Last Thursday three Black Watch soldiers and an Iraqi interpreter were killed, and eight were injured, when a car bomber drove into a check point on the east bank of the Euphrates.
Another Black Watch soldier died 10 days ago when his armoured car rolled over during the treacherous journey from the British headquarters in the southern city of Basra.
But despite five deaths and 10 injuries, the Black Watch have made little progress in their objectives of combating banditry, gathering intelligence, and intercepting guerrillas on the supply routes to and from the rebel-held city of Falluja.
So far, Col Cowan has been vindicated in his judgement, expressed in a private email leaked to the Daily Telegraph last month that "every lunatic terrorist from miles around [will] descend on us like bees to honey". He added: "I hope the government knows what it has got itself into.
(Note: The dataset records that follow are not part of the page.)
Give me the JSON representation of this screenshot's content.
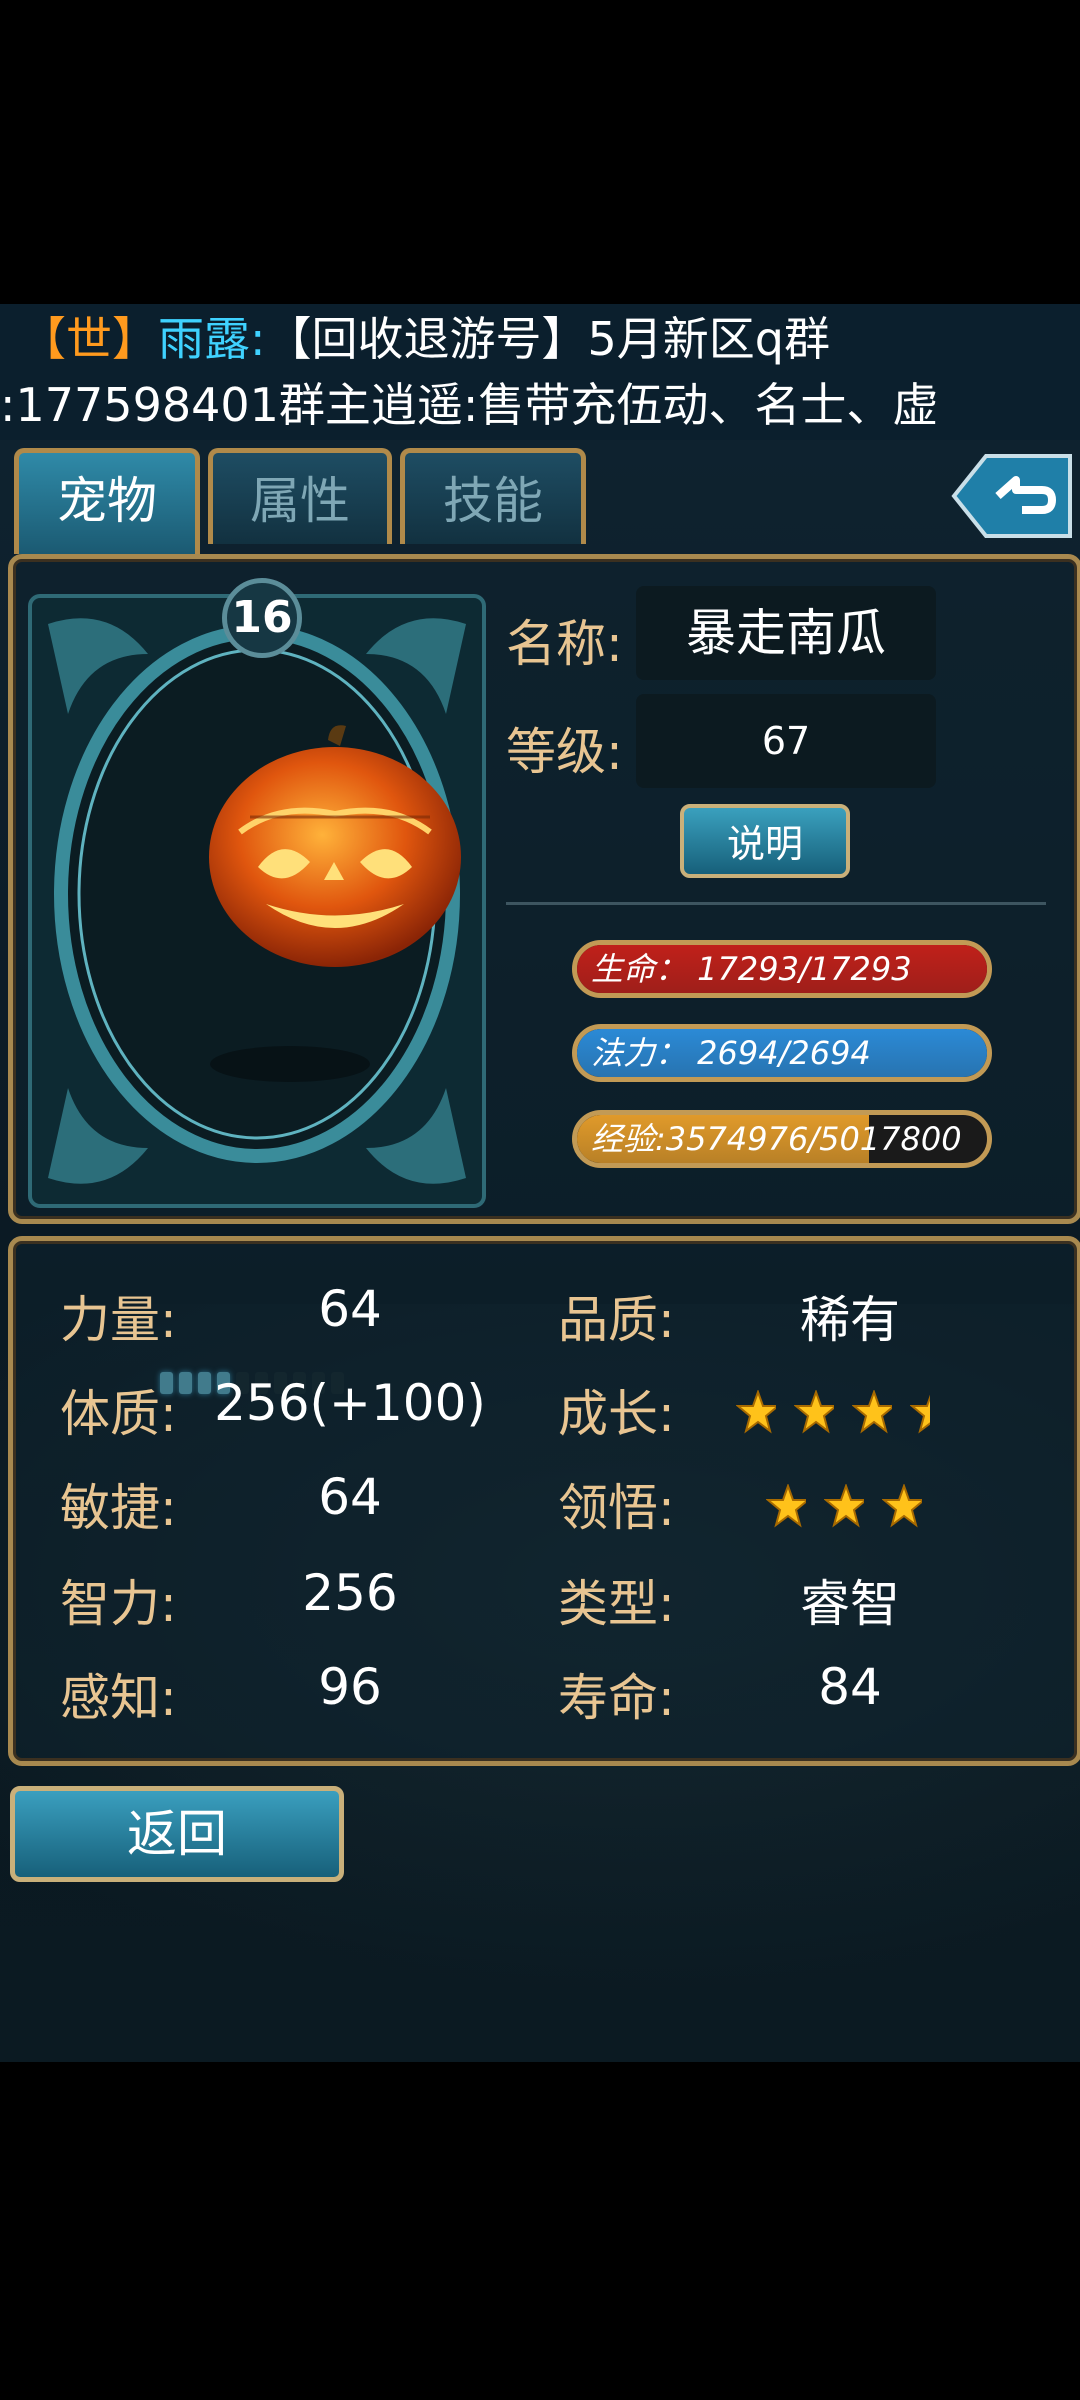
{
  "chat": {
    "tag": "【世】",
    "sender": "雨露:",
    "message_line1": "【回收退游号】5月新区q群",
    "message_line2": ":177598401群主逍遥:售带充伍动、名士、虚"
  },
  "tabs": [
    {
      "label": "宠物",
      "active": true
    },
    {
      "label": "属性",
      "active": false
    },
    {
      "label": "技能",
      "active": false
    }
  ],
  "back_icon": "return-arrow-icon",
  "pet": {
    "card_level": "16",
    "name_label": "名称:",
    "name": "暴走南瓜",
    "level_label": "等级:",
    "level": "67",
    "explain_button": "说明",
    "hp": {
      "text": "生命：  17293/17293",
      "fraction": 1.0,
      "color": "#c0201a"
    },
    "mp": {
      "text": "法力：  2694/2694",
      "fraction": 1.0,
      "color": "#2b8ad6"
    },
    "exp": {
      "text": "经验:3574976/5017800",
      "fraction": 0.712,
      "color": "#e09a2a"
    },
    "stat_pips": {
      "filled": 4,
      "total": 10
    }
  },
  "stats": {
    "left": [
      {
        "label": "力量:",
        "value": "64"
      },
      {
        "label": "体质:",
        "value": "256(+100)"
      },
      {
        "label": "敏捷:",
        "value": "64"
      },
      {
        "label": "智力:",
        "value": "256"
      },
      {
        "label": "感知:",
        "value": "96"
      }
    ],
    "quality_label": "品质:",
    "quality": "稀有",
    "growth_label": "成长:",
    "growth_stars": 3.5,
    "insight_label": "领悟:",
    "insight_stars": 3,
    "type_label": "类型:",
    "type": "睿智",
    "life_label": "寿命:",
    "life": "84"
  },
  "return_button": "返回"
}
I'm not sure they fully appreciate the risks."
Yesterday's operation was not Col Cowan's idea. It was ordered by the men who command him, the officers of the 24th Marine Expeditionary Unit, led by Colonel Rob Johnson. It involved all three companies and most of the soldiers of the 800-strong battlegroup.
The object was two-fold: to block off routes used by insurgents, channelling them into mobile roadblocks; and to set up Forward Operating Base Springfield, a temporary position on the east side of the Euphrates.
The base was successfully established but, within hours, it came under rocket and mortar fire. And despite an elaborate arrangement of intercepts and roadblocks, the operation failed to net any guerrillas or their weapons.
All three companies of the Black Watch battalion were involved, as well as a platoon of the Queen's Dragoon Guards in Scimitar light tanks who fanned out across the deserts to the west of Dogwood.
Before dawn yesterday a lone piper walked nervously across the Jurf al-Sukhr bridge, which links the west and east banks, playing a lament for the three soldiers who died three days earlier.
Once the bridge had been secured, a second company of Warrior armoured cars moved over and blocked a road on one of the "rat runs" linking Falluja to Baghdad and to the lawless towns of the so-called "Triangle of Death" - Latifiya, Iskandariya and Mahmudiya.
Two and a half hours later, at 9.20am, the suicide bomb brought new victims. Word of the casualties spread quickly. Two young privates trembled visibly as they listened to the radio traffic in the back of their Warrior.
A third company set up Forward Operating Base Springfield in an abandoned industrial complex and almost immediately came under fire from incoming missiles.